Floating concrete art project sinks in Lake Superior

Last week, a floating concrete sphere sank in the Duluth harbor on Lake Superior. That’s weird. But it gets much weirder.

The concrete sphere was an art project by Minneapolis artist Sean Connaughty called the “Ark of the Anthropocene,” a hollow, floating terrarium of plant life. One is welcome to their own interpretations of the piece — it is art after all — but mine is that the dull, gray, implausibly floating concrete is a symbol of humanity’s eventual self-defeat and the plant life within a sprig of hope that will endure beyond the end of our species.

Anyway, the Ark of the Anthropocene sank in Lake Superior last Thursday, requiring an overnight rescue from trained divers. At fault, according to this story by the Duluth News Tribune, was damage to the ark’s hull caused by how it was lifted into the water. Connaughty seemed to take the misfortune in stride, posting pictures of what he calls the “Wreck of the Ark of the Anthropocene” on his social media profile.

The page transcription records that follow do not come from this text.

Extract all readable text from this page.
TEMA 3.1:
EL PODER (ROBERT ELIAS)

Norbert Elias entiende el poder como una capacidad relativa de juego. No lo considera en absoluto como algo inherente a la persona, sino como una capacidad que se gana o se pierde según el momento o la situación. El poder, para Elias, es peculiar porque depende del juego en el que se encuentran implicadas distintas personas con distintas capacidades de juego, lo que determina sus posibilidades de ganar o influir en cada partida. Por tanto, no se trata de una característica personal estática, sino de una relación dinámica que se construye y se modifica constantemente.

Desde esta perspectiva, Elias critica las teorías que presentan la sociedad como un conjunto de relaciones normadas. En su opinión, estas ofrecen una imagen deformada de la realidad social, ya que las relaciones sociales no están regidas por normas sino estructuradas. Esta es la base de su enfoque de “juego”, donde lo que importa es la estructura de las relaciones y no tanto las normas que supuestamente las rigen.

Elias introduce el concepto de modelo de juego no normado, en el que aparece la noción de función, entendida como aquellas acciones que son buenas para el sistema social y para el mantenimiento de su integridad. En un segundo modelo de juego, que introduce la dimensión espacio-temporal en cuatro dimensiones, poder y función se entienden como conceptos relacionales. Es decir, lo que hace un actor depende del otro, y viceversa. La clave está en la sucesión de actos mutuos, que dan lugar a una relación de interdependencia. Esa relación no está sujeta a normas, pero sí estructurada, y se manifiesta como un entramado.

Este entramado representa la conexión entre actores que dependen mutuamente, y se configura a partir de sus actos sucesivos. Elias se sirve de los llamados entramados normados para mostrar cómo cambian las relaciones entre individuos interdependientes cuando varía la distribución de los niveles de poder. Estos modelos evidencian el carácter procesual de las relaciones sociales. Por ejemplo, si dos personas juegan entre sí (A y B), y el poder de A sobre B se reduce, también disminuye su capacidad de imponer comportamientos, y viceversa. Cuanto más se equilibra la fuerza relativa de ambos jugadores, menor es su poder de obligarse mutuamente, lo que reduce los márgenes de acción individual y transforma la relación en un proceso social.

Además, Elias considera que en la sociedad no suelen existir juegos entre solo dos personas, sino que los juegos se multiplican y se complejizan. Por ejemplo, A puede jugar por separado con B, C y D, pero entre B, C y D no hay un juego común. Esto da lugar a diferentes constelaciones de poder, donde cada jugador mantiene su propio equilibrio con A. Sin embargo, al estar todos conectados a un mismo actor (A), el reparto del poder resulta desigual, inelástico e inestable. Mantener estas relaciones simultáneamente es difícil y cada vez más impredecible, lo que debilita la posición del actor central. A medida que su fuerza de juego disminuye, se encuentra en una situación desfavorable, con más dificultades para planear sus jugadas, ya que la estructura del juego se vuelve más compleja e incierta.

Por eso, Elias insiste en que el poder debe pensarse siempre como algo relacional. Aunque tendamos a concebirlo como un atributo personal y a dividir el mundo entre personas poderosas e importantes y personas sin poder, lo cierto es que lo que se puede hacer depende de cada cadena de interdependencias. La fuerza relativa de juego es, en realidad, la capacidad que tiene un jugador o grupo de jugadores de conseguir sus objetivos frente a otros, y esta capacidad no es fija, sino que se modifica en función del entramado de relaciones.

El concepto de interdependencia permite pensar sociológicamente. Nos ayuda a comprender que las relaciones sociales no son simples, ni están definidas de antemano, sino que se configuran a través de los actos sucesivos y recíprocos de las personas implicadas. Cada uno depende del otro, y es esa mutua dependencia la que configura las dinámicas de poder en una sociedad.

My dad works maintenance at a college. He’s a fixer; solves mechanical problems of all kinds. No one gives him fits quite like the art people. Always some impossibly futile task involving more physical labor than the operation of all the campus boilers and air handlers put together. Let it be said: art is hard work. Let it also be said: art is often harder work than is necessary.

Connaughty is going to float the ark again, though probably not on Lake Superior. In a strange way, however, this tale of the Ark is probably more poetic than even the most optimistic of original intentions.